In Italia è urgente una riforma che riconosca i legami vissuti, i percorsi
reali, le appartenenze costruite nella quotidianità, nei territori, nelle
scuole, nelle relazioni sociali. Una riforma che abbandoni finalmente la logica
classista e patrimonialista che oggi condiziona l’accesso alla cittadinanza: un
meccanismo che favorisce chi ha risorse e stabilità e che esclude
sistematicamente chi vive ai margini, pur contribuendo alla società.
In questo senso, i gesti dei Comuni italiani verso i bambini saharawi — così
come verso gli studenti stranieri nati o cresciuti qui — ci mostrano una strada.
Sono pratiche di riconoscimento, atti di giustizia simbolica che evidenziano
l’ingiustizia sostanziale dell’ordinamento vigente.

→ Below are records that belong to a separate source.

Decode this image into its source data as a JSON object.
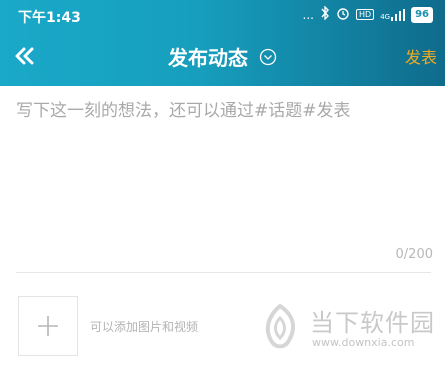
{
  "status": {
    "time": "下午1:43",
    "dots": "...",
    "signal_label": "4G",
    "hd": "HD",
    "battery": "96"
  },
  "nav": {
    "title": "发布动态",
    "publish_label": "发表"
  },
  "editor": {
    "placeholder": "写下这一刻的想法，还可以通过#话题#发表",
    "counter": "0/200"
  },
  "media": {
    "hint": "可以添加图片和视频"
  },
  "watermark": {
    "title": "当下软件园",
    "url": "www.downxia.com"
  },
  "colors": {
    "header_start": "#1aa9c9",
    "header_end": "#0f6b8c",
    "accent": "#f2a91b"
  }
}
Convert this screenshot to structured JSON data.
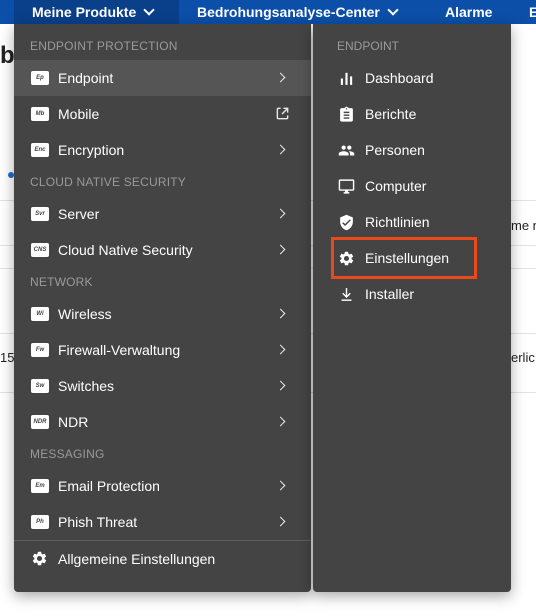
{
  "top_nav": {
    "items": [
      {
        "label": "Meine Produkte"
      },
      {
        "label": "Bedrohungsanalyse-Center"
      },
      {
        "label": "Alarme"
      },
      {
        "label": "E"
      }
    ]
  },
  "background": {
    "fragments": [
      "b",
      "me n",
      "15:",
      "erlic"
    ]
  },
  "menu": {
    "sections": [
      {
        "title": "ENDPOINT PROTECTION",
        "items": [
          {
            "badge": "Ep",
            "label": "Endpoint"
          },
          {
            "badge": "Mb",
            "label": "Mobile"
          },
          {
            "badge": "Enc",
            "label": "Encryption"
          }
        ]
      },
      {
        "title": "CLOUD NATIVE SECURITY",
        "items": [
          {
            "badge": "Svr",
            "label": "Server"
          },
          {
            "badge": "CNS",
            "label": "Cloud Native Security"
          }
        ]
      },
      {
        "title": "NETWORK",
        "items": [
          {
            "badge": "Wi",
            "label": "Wireless"
          },
          {
            "badge": "Fw",
            "label": "Firewall-Verwaltung"
          },
          {
            "badge": "Sw",
            "label": "Switches"
          },
          {
            "badge": "NDR",
            "label": "NDR"
          }
        ]
      },
      {
        "title": "MESSAGING",
        "items": [
          {
            "badge": "Em",
            "label": "Email Protection"
          },
          {
            "badge": "Ph",
            "label": "Phish Threat"
          }
        ]
      }
    ],
    "footer_label": "Allgemeine Einstellungen"
  },
  "submenu": {
    "title": "ENDPOINT",
    "items": [
      {
        "icon": "bar-chart-icon",
        "label": "Dashboard"
      },
      {
        "icon": "clipboard-icon",
        "label": "Berichte"
      },
      {
        "icon": "people-icon",
        "label": "Personen"
      },
      {
        "icon": "monitor-icon",
        "label": "Computer"
      },
      {
        "icon": "shield-check-icon",
        "label": "Richtlinien"
      },
      {
        "icon": "gear-icon",
        "label": "Einstellungen"
      },
      {
        "icon": "download-icon",
        "label": "Installer"
      }
    ],
    "selected_index": 5
  },
  "colors": {
    "nav_bg": "#0b4fa8",
    "menu_bg": "#444444",
    "highlight_bg": "#555555",
    "selection_outline": "#e9491b"
  }
}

Concedere la cittadinanza onoraria ai piccoli ambasciatori di pace non è un
vezzo retorico, ma una denuncia politica che dà voce a un’idea diversa di
appartenenza: si è cittadini dove si cresce, si studia, si partecipa, si
costruiscono legami.
È tempo che la politica nazionale raccolga il segnale di questa diplomazia dal
basso. È tempo di una riforma profonda e coraggiosa, che superi l’arretratezza
di una legge classista, inadeguata e discriminatoria, e che restituisca senso e
dignità al concetto stesso di cittadinanza democratica.